After watching Fox and Friends, Trump moonwalked early comments to avoid a government shutdown and then was all “Sike, shut it down because I was just playing earlier when I said I cared about America ... Also, fuck Christmas.”
Now the president is playing Chuck Norris on Twitter, publicly urging Senate Majority Leader Mitch McConnell to go nuclear and jam the $5 billion for his wall down the country’s throat adding that “our Country is counting on you!”
And by “our country,” the president means Alabama.
Below is live footage of the president learning that GOP doesn’t want to go nuclear and actually wants to respect the process.
Even retiring and aptly-named Arizona senator Jeff Flake claimed that he wouldn’t vote to go to the 60-vote nuclear option to get Trump’s border wall money.

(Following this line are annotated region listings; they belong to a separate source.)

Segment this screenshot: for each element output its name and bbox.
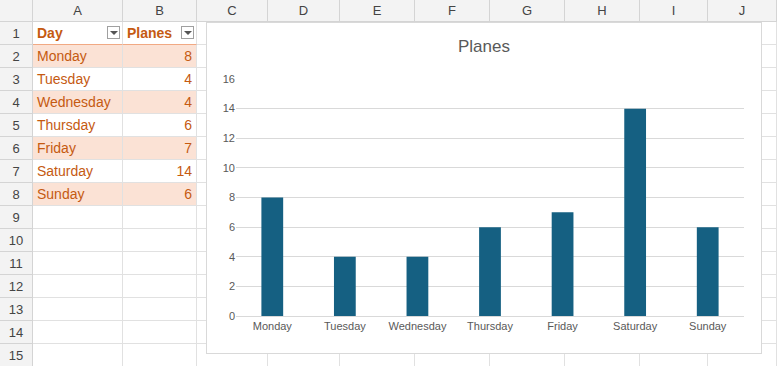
html-text:11: 11	[9, 256, 23, 271]
html-text:Wednesday: Wednesday	[37, 94, 111, 110]
html-text:G: G	[521, 3, 533, 18]
html-text:J: J	[738, 3, 746, 18]
html-text:12: 12	[8, 279, 24, 294]
svg-text:Monday: Monday	[253, 320, 293, 332]
svg-text:16: 16	[223, 73, 235, 85]
html-text:7: 7	[12, 164, 20, 179]
html-text:6: 6	[184, 117, 192, 133]
html-text:14: 14	[8, 325, 24, 340]
svg-text:Thursday: Thursday	[467, 320, 513, 332]
svg-text:8: 8	[229, 191, 235, 203]
svg-text:Wednesday: Wednesday	[388, 320, 446, 332]
html-text:C: C	[227, 3, 237, 18]
html-text:9: 9	[12, 210, 20, 225]
svg-text:14: 14	[223, 102, 235, 114]
html-text:D: D	[298, 3, 309, 18]
html-text:4: 4	[12, 95, 20, 110]
svg-text:6: 6	[229, 221, 235, 233]
html-text:Monday: Monday	[37, 48, 87, 64]
html-text:Tuesday: Tuesday	[37, 71, 91, 87]
html-text:I: I	[671, 3, 676, 18]
html-text:H: H	[597, 3, 607, 18]
html-text:6: 6	[184, 186, 192, 202]
html-text:10: 10	[8, 233, 24, 248]
svg-text:2: 2	[229, 280, 235, 292]
html-text:3: 3	[12, 72, 20, 87]
svg-text:4: 4	[229, 251, 235, 263]
svg-text:Sunday: Sunday	[689, 320, 727, 332]
svg-text:0: 0	[229, 310, 235, 322]
html-text:5: 5	[12, 118, 20, 133]
svg-text:10: 10	[223, 162, 235, 174]
html-text:Planes: Planes	[127, 25, 173, 41]
html-text:8: 8	[184, 48, 192, 64]
html-text:15: 15	[8, 348, 24, 363]
html-text:8: 8	[12, 187, 20, 202]
svg-text:Saturday: Saturday	[613, 320, 658, 332]
html-text:Friday: Friday	[37, 140, 76, 156]
html-text:7: 7	[184, 140, 192, 156]
html-text:Sunday: Sunday	[37, 186, 85, 202]
html-text:2: 2	[12, 49, 20, 64]
html-text:4: 4	[184, 71, 192, 87]
svg-text:Friday: Friday	[547, 320, 578, 332]
html-text:13: 13	[8, 302, 24, 317]
html-text:E: E	[372, 3, 382, 18]
svg-text:Tuesday: Tuesday	[324, 320, 366, 332]
html-text:B: B	[155, 3, 164, 18]
html-text:Day: Day	[37, 25, 63, 41]
html-text:Thursday: Thursday	[37, 117, 96, 133]
html-text:F: F	[448, 3, 456, 18]
html-text:6: 6	[12, 141, 20, 156]
svg-text:Planes: Planes	[458, 37, 510, 56]
svg-text:12: 12	[223, 132, 235, 144]
html-text:A: A	[73, 3, 82, 18]
html-text:1: 1	[12, 26, 20, 41]
html-text:Saturday: Saturday	[37, 163, 93, 179]
html-text:14: 14	[176, 163, 192, 179]
html-text:4: 4	[184, 94, 192, 110]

“The Senate filibuster is about the only mechanism left in Washington that brings the parties together. Deploying the nuclear option would blow that up. I will not vote to do it,” Flake said, the Hill reports.

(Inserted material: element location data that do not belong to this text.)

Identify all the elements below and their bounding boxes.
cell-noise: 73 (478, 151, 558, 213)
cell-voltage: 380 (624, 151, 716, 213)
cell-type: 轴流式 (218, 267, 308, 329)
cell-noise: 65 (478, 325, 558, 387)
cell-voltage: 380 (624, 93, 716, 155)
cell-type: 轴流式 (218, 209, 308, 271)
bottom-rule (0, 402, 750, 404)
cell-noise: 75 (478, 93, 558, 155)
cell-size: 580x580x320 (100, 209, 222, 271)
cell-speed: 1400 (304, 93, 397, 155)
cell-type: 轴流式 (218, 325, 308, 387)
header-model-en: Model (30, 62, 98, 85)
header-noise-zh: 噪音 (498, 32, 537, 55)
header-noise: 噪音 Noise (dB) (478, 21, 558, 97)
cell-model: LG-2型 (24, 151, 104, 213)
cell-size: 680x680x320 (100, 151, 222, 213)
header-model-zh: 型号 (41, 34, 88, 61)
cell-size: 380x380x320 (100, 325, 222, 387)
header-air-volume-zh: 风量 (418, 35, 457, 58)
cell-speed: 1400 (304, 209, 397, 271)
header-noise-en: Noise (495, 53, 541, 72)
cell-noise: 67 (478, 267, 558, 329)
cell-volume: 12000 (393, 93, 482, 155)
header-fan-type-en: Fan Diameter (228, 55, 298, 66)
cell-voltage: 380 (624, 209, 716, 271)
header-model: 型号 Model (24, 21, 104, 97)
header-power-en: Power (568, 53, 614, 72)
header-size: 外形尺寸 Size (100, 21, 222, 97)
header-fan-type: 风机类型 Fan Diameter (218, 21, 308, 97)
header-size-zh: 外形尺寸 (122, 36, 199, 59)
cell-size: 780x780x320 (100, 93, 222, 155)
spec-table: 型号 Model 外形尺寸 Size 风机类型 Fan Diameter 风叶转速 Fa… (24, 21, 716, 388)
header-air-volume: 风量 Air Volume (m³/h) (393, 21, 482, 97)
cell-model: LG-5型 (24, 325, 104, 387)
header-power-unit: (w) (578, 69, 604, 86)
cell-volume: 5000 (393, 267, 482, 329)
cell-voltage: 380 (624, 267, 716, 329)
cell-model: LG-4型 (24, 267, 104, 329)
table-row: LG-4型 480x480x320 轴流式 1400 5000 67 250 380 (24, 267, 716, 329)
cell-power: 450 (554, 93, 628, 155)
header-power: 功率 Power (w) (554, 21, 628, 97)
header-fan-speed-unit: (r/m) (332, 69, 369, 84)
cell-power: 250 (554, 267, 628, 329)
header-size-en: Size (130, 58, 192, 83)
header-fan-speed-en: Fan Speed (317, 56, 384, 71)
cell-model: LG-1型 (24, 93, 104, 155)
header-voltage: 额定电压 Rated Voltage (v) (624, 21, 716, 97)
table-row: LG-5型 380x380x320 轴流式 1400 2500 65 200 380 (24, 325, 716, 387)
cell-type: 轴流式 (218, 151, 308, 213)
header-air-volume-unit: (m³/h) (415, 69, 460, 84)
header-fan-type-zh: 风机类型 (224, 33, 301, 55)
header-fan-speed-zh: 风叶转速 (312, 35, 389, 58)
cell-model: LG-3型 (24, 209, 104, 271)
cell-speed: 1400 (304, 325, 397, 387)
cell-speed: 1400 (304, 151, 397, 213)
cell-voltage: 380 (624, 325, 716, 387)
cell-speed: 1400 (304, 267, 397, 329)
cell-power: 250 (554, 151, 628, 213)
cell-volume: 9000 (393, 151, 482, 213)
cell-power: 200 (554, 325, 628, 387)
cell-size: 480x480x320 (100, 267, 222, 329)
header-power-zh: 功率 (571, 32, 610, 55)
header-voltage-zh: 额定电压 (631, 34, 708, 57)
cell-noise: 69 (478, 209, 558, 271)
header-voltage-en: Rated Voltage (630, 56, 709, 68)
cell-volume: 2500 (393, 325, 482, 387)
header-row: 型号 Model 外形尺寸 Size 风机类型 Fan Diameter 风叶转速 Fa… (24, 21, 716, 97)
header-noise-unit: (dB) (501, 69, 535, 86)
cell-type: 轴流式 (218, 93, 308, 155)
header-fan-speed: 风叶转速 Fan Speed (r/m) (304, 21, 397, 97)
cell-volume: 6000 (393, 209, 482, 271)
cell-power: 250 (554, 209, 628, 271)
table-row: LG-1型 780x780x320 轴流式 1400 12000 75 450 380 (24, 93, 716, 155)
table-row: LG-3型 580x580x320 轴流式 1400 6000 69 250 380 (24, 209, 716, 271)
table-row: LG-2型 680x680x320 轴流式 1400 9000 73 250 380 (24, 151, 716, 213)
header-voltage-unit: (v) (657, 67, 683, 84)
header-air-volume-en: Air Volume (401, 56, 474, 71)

Sen. Bob Corker (R-Tenn.) and Sen. Lamar Alexander (R-Tenn.), who is an old white man despite being named Lamar, both agreed that they weren’t willing to go nuclear.
“We have rules to follow. I want to put a stop to this practice of the Senate breaking its rules to change its rules, Alexander said, according to the Hill. “I will not vote to turn the Senate into a rule-breaking institution and I hope that my colleagues will not.”
Despite being called out on Twitter, McConnell has also noted earlier this year that he’s not willing to nix the legislative filibuster.
“With the regard to the filibuster rule, as I’ve told him repeatedly, the votes aren’t there to change it. They just aren’t there,” McConnell said at an event earlier this year, adding, “I simply disagree with the president about the harm that [the filibuster] does.”
David Popp, a spokesman for McConnell told the Hill that this remains the leader’s position.
“The Leader has said for years that the votes are not there in the Conference to use the nuclear option. Just this morning, several Senators put out statements confirming their opposition, and confirming that there is not a majority in the conference to go down that road,” Popp said in a statement.
Despite parts of Congress scrambling to appease the president, it looks like all arrows are pointing towards a shutdown that the president, himself, has noted could last a long time.